I'll come back to the Harrogate Agenda in more detail, but for now want to focus on the single issue of raising taxes. Currently in the UK 95% of tax is determined and raised centrally, and as local government has become little more than Whitehall's branch network, it's fair to say that 100% of spending is determined centrally. Harrogate proposes that taxes are determined and collected locally, with a precept being paid over to the national government for those functions such as defence that can only be performed at state level.
In Spain, spending decisions are already largely devolved to the Autonomous Regions (ARs), the Madrid government controlling the spend of only some 18% of all tax raised. But Catalunya wants more - the region wants to raise all taxes itself, and pay a precept to Madrid, rather than Madrid collecting the money and distributing it, as at present.
What's behind this is the same reason that prompted Harrogate's recommendation. Catalunya fears that Madrid is forcing austerity measures on the regions whilst escaping cutting its own budgets, and wants the power to force budget reductions on the national government.

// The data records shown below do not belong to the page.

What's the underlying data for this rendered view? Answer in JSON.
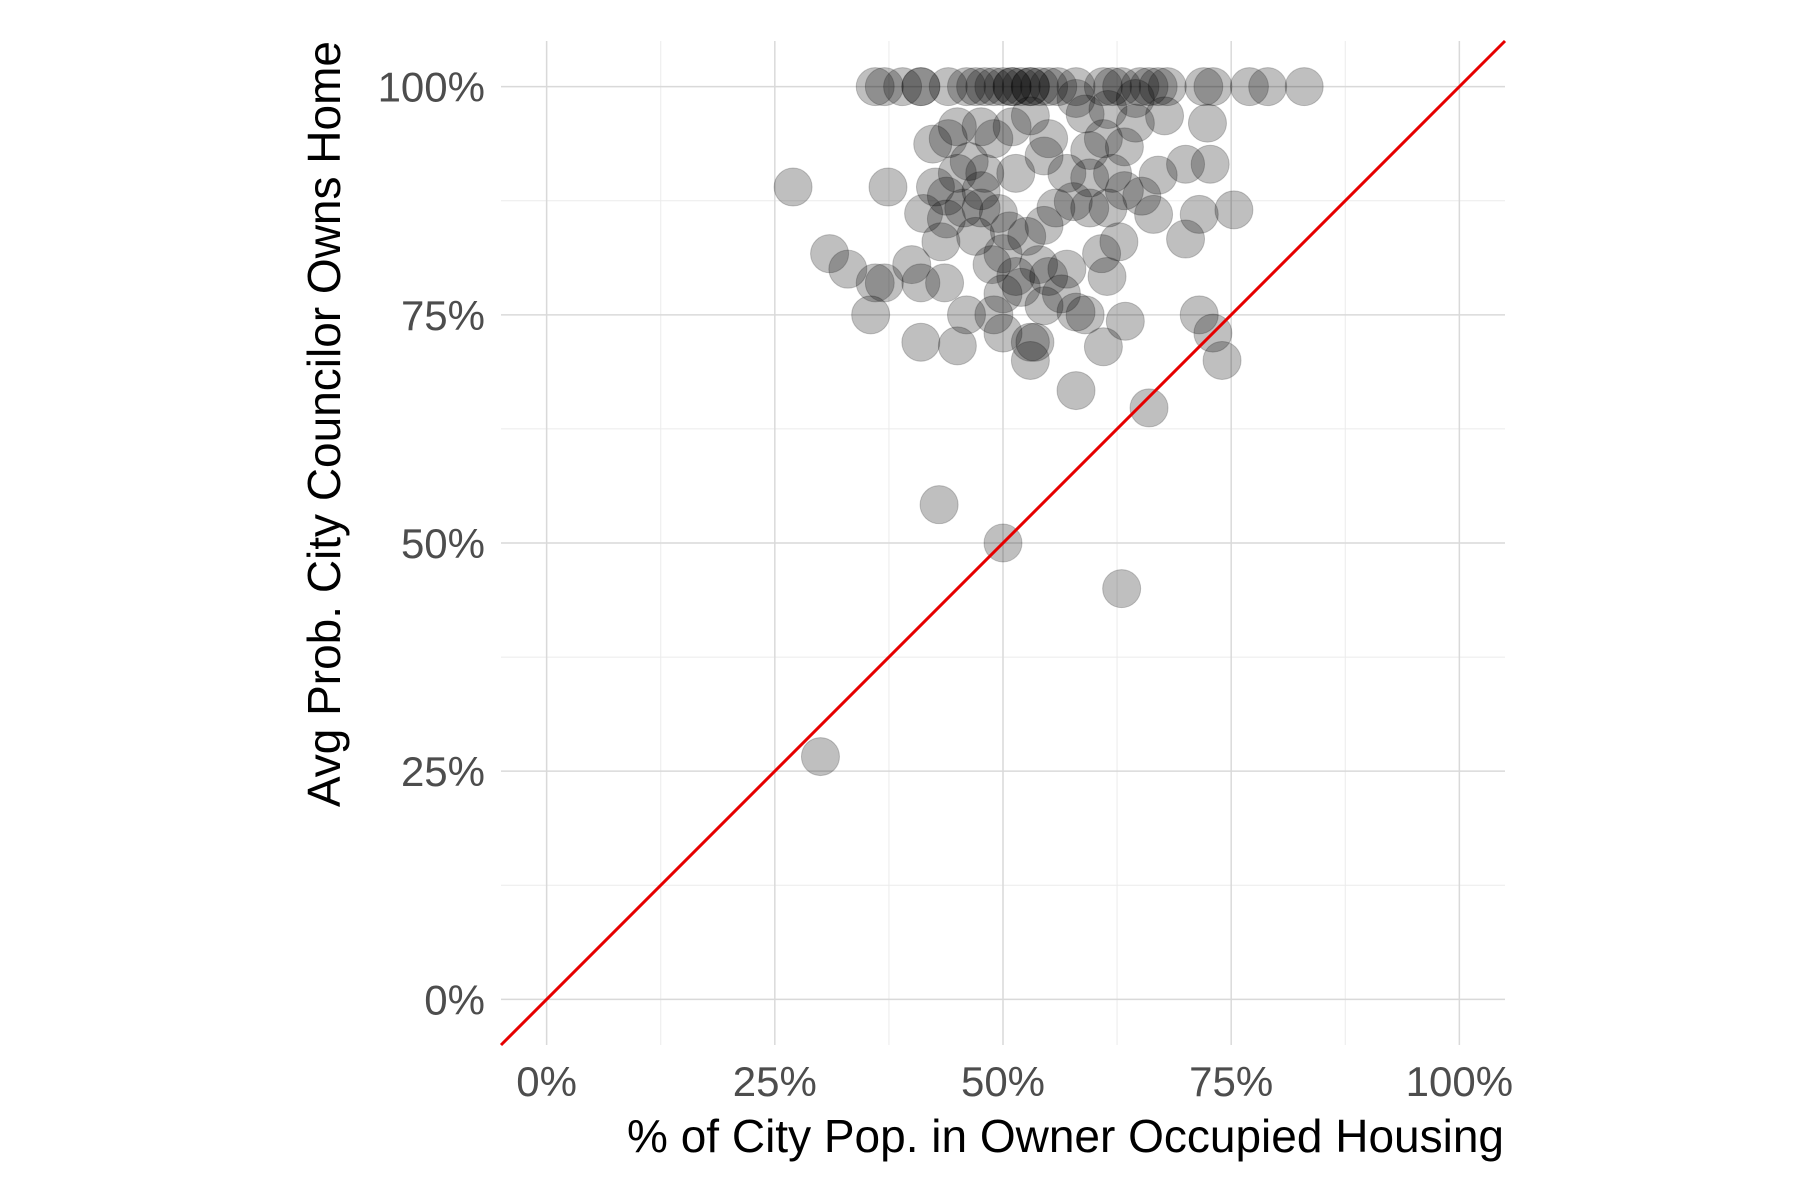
{
  "chart_data": {
    "type": "scatter",
    "xlabel": "% of City Pop. in Owner Occupied Housing",
    "ylabel": "Avg Prob. City Councilor Owns Home",
    "xlim": [
      -0.05,
      1.05
    ],
    "ylim": [
      -0.05,
      1.05
    ],
    "x_ticks": [
      0,
      0.25,
      0.5,
      0.75,
      1
    ],
    "x_tick_labels": [
      "0%",
      "25%",
      "50%",
      "75%",
      "100%"
    ],
    "y_ticks": [
      0,
      0.25,
      0.5,
      0.75,
      1
    ],
    "y_tick_labels": [
      "0%",
      "25%",
      "50%",
      "75%",
      "100%"
    ],
    "grid": true,
    "point_color": "#000000",
    "point_alpha": 0.25,
    "reference_line": {
      "type": "y=x",
      "color": "#e60000"
    },
    "points": [
      [
        0.36,
        1
      ],
      [
        0.37,
        1
      ],
      [
        0.39,
        1
      ],
      [
        0.41,
        1
      ],
      [
        0.41,
        1
      ],
      [
        0.44,
        1
      ],
      [
        0.46,
        1
      ],
      [
        0.47,
        1
      ],
      [
        0.48,
        1
      ],
      [
        0.49,
        1
      ],
      [
        0.5,
        1
      ],
      [
        0.51,
        1
      ],
      [
        0.51,
        1
      ],
      [
        0.52,
        1
      ],
      [
        0.53,
        1
      ],
      [
        0.53,
        1
      ],
      [
        0.54,
        1
      ],
      [
        0.55,
        1
      ],
      [
        0.56,
        1
      ],
      [
        0.58,
        1
      ],
      [
        0.61,
        1
      ],
      [
        0.62,
        1
      ],
      [
        0.63,
        1
      ],
      [
        0.65,
        1
      ],
      [
        0.66,
        1
      ],
      [
        0.67,
        1
      ],
      [
        0.68,
        1
      ],
      [
        0.72,
        1
      ],
      [
        0.73,
        1
      ],
      [
        0.77,
        1
      ],
      [
        0.79,
        1
      ],
      [
        0.83,
        1
      ],
      [
        0.27,
        0.89
      ],
      [
        0.374,
        0.89
      ],
      [
        0.31,
        0.817
      ],
      [
        0.33,
        0.8
      ],
      [
        0.355,
        0.75
      ],
      [
        0.36,
        0.785
      ],
      [
        0.37,
        0.785
      ],
      [
        0.4,
        0.805
      ],
      [
        0.41,
        0.785
      ],
      [
        0.436,
        0.785
      ],
      [
        0.41,
        0.72
      ],
      [
        0.45,
        0.716
      ],
      [
        0.46,
        0.75
      ],
      [
        0.49,
        0.75
      ],
      [
        0.5,
        0.73
      ],
      [
        0.53,
        0.72
      ],
      [
        0.53,
        0.7
      ],
      [
        0.535,
        0.72
      ],
      [
        0.58,
        0.667
      ],
      [
        0.66,
        0.648
      ],
      [
        0.43,
        0.542
      ],
      [
        0.5,
        0.5
      ],
      [
        0.63,
        0.45
      ],
      [
        0.3,
        0.266
      ],
      [
        0.715,
        0.75
      ],
      [
        0.73,
        0.73
      ],
      [
        0.74,
        0.7
      ],
      [
        0.61,
        0.715
      ],
      [
        0.634,
        0.743
      ],
      [
        0.58,
        0.753
      ],
      [
        0.59,
        0.75
      ],
      [
        0.753,
        0.865
      ],
      [
        0.715,
        0.86
      ],
      [
        0.7,
        0.833
      ],
      [
        0.665,
        0.86
      ],
      [
        0.67,
        0.903
      ],
      [
        0.7,
        0.915
      ],
      [
        0.727,
        0.915
      ],
      [
        0.724,
        0.96
      ],
      [
        0.677,
        0.968
      ],
      [
        0.645,
        0.96
      ],
      [
        0.633,
        0.934
      ],
      [
        0.61,
        0.943
      ],
      [
        0.59,
        0.97
      ],
      [
        0.58,
        0.987
      ],
      [
        0.55,
        0.943
      ],
      [
        0.53,
        0.968
      ],
      [
        0.51,
        0.956
      ],
      [
        0.49,
        0.943
      ],
      [
        0.476,
        0.956
      ],
      [
        0.45,
        0.956
      ],
      [
        0.44,
        0.943
      ],
      [
        0.423,
        0.937
      ],
      [
        0.463,
        0.918
      ],
      [
        0.48,
        0.905
      ],
      [
        0.514,
        0.905
      ],
      [
        0.545,
        0.924
      ],
      [
        0.57,
        0.905
      ],
      [
        0.595,
        0.9
      ],
      [
        0.62,
        0.905
      ],
      [
        0.633,
        0.886
      ],
      [
        0.615,
        0.867
      ],
      [
        0.595,
        0.867
      ],
      [
        0.577,
        0.874
      ],
      [
        0.558,
        0.867
      ],
      [
        0.545,
        0.848
      ],
      [
        0.526,
        0.836
      ],
      [
        0.507,
        0.842
      ],
      [
        0.495,
        0.861
      ],
      [
        0.476,
        0.867
      ],
      [
        0.457,
        0.867
      ],
      [
        0.438,
        0.88
      ],
      [
        0.426,
        0.89
      ],
      [
        0.413,
        0.861
      ],
      [
        0.432,
        0.83
      ],
      [
        0.47,
        0.836
      ],
      [
        0.5,
        0.817
      ],
      [
        0.514,
        0.792
      ],
      [
        0.488,
        0.805
      ],
      [
        0.539,
        0.805
      ],
      [
        0.55,
        0.792
      ],
      [
        0.564,
        0.773
      ],
      [
        0.545,
        0.76
      ],
      [
        0.52,
        0.78
      ],
      [
        0.5,
        0.773
      ],
      [
        0.608,
        0.817
      ],
      [
        0.627,
        0.83
      ],
      [
        0.614,
        0.792
      ],
      [
        0.57,
        0.8
      ],
      [
        0.652,
        0.88
      ],
      [
        0.595,
        0.93
      ],
      [
        0.615,
        0.975
      ],
      [
        0.645,
        0.987
      ],
      [
        0.45,
        0.905
      ],
      [
        0.476,
        0.886
      ],
      [
        0.438,
        0.855
      ]
    ]
  }
}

And here we need to question all the assumptions about EU regional policy. In the main, it's been a mechanism for distributing regeneration funding through ERDF and ESF rather than encouraging regional identities; in fact only 2.5% of the budget is devoted to the development of regional identity. Berlaymont would much rather deal with just 27 state governments than the 344 regions represented on the Committee of the Regions. Subsidiarity in Europe is like Localism to Cameron - just a word. The EU is as centralist in reality as any oligarch. In the face of rising nationalism throughout Europe, the EU is actively discouraging any regional independence; both Scotland and Catalunya have been told that independence will put them back at the start, as candidate nations. Barcelona should not look for help from Brussels - it won't get it.